Nuova ordinanza della Regione: al lavoro obbligo della rilevazione della temperatura corporea

Fontana prevede regole più restrittive di quelle presenti del Dpcm del 26 aprile. Le misure saranno in vigore da lunedì 18 maggio a domenica 31 maggio

Nuova ordinanza della Regione: al lavoro obbligo della rilevazione della temperatura corporea
14 Maggio 2020 ore 10:25

Quando i lombardi torneranno al lavoro lunedì 18 maggio dovranno misurare obbligatoriamente la propria temperatura corporea. È quanto ha stabilito il governatore Attilio Fontana nella nuova ordinanza del 13 maggio, nella quale prevede prescrizioni per i datori di lavoro maggiormente restrittive rispetto a quelle statali.

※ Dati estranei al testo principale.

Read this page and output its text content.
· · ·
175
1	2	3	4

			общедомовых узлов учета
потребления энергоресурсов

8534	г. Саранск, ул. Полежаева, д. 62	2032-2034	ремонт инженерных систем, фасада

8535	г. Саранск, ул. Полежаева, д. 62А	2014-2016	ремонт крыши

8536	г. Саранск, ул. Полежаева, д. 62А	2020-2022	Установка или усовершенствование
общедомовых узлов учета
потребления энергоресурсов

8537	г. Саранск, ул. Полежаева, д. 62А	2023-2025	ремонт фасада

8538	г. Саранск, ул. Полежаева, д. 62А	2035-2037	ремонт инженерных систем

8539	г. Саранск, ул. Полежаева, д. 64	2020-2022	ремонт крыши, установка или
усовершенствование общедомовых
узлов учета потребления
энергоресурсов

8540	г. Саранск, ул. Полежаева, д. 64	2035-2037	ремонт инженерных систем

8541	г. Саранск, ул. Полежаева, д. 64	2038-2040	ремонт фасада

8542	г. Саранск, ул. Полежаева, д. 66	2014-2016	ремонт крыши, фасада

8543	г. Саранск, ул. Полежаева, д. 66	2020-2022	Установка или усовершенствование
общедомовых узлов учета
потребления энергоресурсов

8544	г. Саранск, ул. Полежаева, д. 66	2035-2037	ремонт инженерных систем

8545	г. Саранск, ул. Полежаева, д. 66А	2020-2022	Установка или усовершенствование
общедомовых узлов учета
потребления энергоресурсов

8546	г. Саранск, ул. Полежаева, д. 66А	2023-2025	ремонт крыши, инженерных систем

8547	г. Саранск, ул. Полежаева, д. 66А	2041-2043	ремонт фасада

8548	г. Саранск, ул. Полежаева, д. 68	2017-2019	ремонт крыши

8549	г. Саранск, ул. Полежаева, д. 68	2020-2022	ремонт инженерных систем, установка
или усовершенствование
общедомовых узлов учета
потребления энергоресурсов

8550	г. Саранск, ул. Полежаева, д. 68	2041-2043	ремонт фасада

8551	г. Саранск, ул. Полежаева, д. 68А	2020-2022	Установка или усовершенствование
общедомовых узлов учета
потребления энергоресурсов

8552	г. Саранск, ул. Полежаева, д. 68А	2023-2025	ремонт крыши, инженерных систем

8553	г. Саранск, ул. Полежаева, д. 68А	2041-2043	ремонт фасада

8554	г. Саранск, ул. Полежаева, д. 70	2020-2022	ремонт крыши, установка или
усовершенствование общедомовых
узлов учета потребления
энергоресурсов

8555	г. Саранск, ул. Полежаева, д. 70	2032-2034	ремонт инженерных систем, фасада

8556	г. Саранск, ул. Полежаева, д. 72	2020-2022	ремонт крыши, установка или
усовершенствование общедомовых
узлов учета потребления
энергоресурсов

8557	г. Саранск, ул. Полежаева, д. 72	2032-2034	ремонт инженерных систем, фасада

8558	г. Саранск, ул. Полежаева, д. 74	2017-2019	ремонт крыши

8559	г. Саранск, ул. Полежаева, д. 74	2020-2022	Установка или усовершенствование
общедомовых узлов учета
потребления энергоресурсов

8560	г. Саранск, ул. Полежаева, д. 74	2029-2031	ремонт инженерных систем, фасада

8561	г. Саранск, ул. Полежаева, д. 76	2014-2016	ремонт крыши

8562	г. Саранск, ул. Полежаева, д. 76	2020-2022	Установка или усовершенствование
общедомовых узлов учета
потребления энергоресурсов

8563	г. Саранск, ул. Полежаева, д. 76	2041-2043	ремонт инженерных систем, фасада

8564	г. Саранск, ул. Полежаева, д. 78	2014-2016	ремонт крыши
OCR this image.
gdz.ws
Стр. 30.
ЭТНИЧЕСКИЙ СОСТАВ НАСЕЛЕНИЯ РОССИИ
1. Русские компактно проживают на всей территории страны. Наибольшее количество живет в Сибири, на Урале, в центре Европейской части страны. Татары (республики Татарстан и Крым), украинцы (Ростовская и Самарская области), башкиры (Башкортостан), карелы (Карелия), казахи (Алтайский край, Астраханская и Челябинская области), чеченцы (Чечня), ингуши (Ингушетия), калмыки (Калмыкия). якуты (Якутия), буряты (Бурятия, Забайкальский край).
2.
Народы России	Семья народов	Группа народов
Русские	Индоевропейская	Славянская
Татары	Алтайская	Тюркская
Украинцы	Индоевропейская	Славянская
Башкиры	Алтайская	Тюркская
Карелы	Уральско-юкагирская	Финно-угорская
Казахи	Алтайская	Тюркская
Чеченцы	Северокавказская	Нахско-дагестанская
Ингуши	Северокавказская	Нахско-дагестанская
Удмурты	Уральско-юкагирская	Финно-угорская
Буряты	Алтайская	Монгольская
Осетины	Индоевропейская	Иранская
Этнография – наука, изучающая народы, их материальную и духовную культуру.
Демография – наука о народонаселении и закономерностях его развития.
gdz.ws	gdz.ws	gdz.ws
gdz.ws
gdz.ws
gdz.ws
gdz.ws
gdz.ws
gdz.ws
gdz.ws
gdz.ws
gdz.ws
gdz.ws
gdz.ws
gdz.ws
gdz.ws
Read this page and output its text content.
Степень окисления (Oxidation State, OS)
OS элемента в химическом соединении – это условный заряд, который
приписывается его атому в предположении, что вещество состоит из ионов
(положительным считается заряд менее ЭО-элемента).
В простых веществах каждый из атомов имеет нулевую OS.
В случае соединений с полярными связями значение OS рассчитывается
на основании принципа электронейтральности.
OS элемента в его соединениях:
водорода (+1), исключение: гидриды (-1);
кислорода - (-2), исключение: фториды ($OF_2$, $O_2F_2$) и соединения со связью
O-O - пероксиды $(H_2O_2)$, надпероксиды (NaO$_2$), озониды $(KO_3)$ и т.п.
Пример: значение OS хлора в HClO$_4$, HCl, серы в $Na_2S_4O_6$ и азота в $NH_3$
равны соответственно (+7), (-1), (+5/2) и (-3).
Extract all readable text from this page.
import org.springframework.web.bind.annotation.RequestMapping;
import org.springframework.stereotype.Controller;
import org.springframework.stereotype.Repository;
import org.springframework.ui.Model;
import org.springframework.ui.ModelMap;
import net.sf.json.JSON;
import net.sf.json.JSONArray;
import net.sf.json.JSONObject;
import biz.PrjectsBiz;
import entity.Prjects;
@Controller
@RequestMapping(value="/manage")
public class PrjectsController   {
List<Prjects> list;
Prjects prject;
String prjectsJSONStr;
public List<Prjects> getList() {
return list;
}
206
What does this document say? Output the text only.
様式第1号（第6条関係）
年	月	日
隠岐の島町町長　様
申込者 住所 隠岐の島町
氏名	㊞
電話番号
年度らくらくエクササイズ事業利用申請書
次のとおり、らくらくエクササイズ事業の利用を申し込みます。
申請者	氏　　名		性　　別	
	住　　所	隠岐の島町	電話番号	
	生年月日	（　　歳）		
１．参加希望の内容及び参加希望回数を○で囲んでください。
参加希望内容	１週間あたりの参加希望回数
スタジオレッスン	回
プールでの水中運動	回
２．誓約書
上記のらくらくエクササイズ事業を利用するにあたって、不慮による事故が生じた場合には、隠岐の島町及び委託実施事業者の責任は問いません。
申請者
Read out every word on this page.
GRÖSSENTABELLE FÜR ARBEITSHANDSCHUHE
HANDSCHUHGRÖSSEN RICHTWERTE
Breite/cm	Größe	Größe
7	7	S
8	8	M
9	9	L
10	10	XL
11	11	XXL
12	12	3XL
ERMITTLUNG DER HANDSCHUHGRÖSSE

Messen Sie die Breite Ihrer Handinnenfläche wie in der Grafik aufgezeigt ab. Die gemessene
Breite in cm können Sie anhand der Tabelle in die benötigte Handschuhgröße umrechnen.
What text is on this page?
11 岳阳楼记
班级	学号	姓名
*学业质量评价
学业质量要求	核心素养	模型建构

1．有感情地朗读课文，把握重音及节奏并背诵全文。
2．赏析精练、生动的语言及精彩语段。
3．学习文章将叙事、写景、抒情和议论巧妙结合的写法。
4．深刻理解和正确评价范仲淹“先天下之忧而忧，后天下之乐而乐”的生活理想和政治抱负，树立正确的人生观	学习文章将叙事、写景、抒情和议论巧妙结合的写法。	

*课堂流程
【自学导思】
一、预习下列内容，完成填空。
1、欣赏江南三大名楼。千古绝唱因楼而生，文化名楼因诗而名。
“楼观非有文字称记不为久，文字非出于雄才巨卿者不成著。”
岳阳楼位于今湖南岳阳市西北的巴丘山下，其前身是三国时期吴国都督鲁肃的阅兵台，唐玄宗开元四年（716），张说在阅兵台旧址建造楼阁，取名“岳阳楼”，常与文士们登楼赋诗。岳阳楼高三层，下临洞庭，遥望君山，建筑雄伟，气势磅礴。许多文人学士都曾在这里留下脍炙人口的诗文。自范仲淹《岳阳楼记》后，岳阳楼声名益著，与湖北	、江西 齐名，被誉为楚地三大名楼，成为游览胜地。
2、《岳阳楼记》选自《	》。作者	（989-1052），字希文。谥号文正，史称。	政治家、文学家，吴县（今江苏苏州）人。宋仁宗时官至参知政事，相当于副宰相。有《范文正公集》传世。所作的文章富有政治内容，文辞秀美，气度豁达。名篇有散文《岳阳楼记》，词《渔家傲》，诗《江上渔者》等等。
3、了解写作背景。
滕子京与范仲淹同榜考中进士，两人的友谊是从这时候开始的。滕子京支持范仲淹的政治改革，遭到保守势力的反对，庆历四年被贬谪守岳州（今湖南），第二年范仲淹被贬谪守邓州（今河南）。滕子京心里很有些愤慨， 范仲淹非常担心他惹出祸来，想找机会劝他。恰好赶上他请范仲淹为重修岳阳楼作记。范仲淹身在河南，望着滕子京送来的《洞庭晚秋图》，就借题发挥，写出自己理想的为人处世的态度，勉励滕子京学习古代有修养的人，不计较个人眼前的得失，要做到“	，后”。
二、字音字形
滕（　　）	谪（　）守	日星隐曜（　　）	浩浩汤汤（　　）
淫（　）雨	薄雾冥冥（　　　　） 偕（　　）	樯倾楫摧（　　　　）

Nello specifico, i datori di lavoro dovranno sottoporre il personale al controllo della temperatura corporea e, nel caso in cui fosse superiore ai 37.5 gradi, non sarà consentito loro di restare sui luoghi di lavoro. Questa operazione dovrà essere effettuata anche quando, durante l’attività, il lavoratore dovesse manifestare tosse, raffreddore, congiuntivite, o altri sintomi di infezione respiratoria riconducibili al Covid-19. Le persone che si trovano in una condizione del genere devono essere momentaneamente isolate, non dovranno recarsi al pronto soccorso o nelle infermerie di sede e il datore di lavoro dovrà informare tempestivamente l’Ats competente, che fornirà alla persona interessata le opportune indicazioni cui dovrà attenersi.

In aggiunta a tali disposizioni, Regione Lombardia raccomanda fortemente anche di rilevare la temperatura dei clienti prima del loro ingresso nei negozi. Nei casi in cui abbiano una temperatura superiore a 37.5 gradi non sarà consentito loro l’accesso e dovranno contattare il proprio medico curante. Infine, Regione raccomanda fortemente a dipendenti e datori di lavoro di scaricare e utilizzare l’applicazione “allertaLOM”, così da poter compilare quotidianamente il questionario “CercaCovid” a essa collegato.

Le misure previste sono valide da lunedì 18 a domenica 31 maggio. Per gli aspetti non diversamente disciplinati dall’ordinanza, rimane in vigore quanto previsto dal Decreto del Presidente del Consiglio dei ministri del 26 aprile 2020.